Marchionini, un ange tombé du ciel ?
Pour Garin-Michaud, c’en est alors fini des arrestations, dit-il au juge. Avec Marchionini et le mystérieux Marcel Robert, ils auraient alors été affectés à la garde personnelle du docteur Krekler qui doit commencer en août à sentir le vent tourner. Quant à Ange Marchionini, faut-il le croire car tout GA qui cherche à sauver sa peau à la Libération est capable des pires inventions. En bref, c’est un Ange et il doit bien porter son prénom !
Comme il le soutient le 13 juillet 1946 à Joseph Raffenne, secrétaire de police, il aurait appartenu à la Milice : le 1er juin 1944, il aurait été affecté à la surveillance comme planton, au 16 de la place Bellecour. Mais, le 7 juin, il aurait fait évader deux prisonniers. « Sauvagement frappé » par la Milice, il aurait ensuite été en convalescence, puis déporté à la forteresse de Perlebergue (?). Il porte d’ailleurs un numéro tatoué sur son avant-bras : le numéro 122 230[7]. Il est possible qu’il ait été déporté.
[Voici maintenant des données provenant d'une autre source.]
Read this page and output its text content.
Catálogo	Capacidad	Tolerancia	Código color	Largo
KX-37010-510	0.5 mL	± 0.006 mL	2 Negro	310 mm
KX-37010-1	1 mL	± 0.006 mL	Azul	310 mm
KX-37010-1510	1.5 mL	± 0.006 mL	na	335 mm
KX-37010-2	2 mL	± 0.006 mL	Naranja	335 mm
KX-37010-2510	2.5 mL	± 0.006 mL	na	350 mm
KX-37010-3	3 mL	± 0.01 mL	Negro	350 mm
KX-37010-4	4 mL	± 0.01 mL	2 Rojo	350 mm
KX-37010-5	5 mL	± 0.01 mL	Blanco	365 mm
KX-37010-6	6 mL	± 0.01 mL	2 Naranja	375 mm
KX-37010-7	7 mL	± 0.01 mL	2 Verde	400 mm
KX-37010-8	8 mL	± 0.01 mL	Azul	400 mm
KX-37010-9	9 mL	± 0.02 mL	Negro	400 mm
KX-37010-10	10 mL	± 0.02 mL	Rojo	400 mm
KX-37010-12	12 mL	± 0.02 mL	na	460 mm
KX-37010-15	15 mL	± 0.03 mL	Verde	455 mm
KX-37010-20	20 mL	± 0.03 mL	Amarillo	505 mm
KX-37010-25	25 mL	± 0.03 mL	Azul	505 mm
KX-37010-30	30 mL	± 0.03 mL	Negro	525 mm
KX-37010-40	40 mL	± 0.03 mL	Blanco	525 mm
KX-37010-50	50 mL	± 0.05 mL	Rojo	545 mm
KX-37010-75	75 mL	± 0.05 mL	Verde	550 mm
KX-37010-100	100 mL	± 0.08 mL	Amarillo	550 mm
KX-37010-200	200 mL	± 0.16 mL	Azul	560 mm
Pour quels motifs ? Nous ne le savons pas encore. Quoi qu’il en soit, il écope quand même de quinze ans de travaux forcés qu’il purge à la prison de Riom… Comme quoi, il n’a pas forcément été toujours un Ange…
À suivre…
[1] On trouve pour Sonia son patronyme écrit : Bogatiroff (déposition auprès du juge Audier en 1946), Bogatirole (acte naissance d’Anna), Bogatirow (acte de naissance de Georges), Bogatireff (décret de naturalisation). Difficile de s’y retrouver.
[2] Sonia et son époux vivaient au 37 rue Molière à Lyon.
[3] Née le 5 mai 1907 à Lyon, professeure de piano. Domiciliée au 16 de la rue d’Algérie.
[4] https://www.deportesdelyon.fr/les-archives-par-famille-a-m/enfants-fraiberger
[5] AD Rhône 394W 260 : Déposition de Sonia Katzman par le juge Jean Audier, 9 mai 1946.
[6] La prison Montluc étant surpeuplée, les enfants de moins de 15 ans sont séparés de leurs parents. L’hôpital accueillera 75 enfants de février à août 1944.
[7] AD Rhône 394W 260 : Marchionini est entendu par Joseph Raffenne le 13 juillet 1946 à la prison de Riom, dans le cadre de l’enquête contre Garin-Michaud.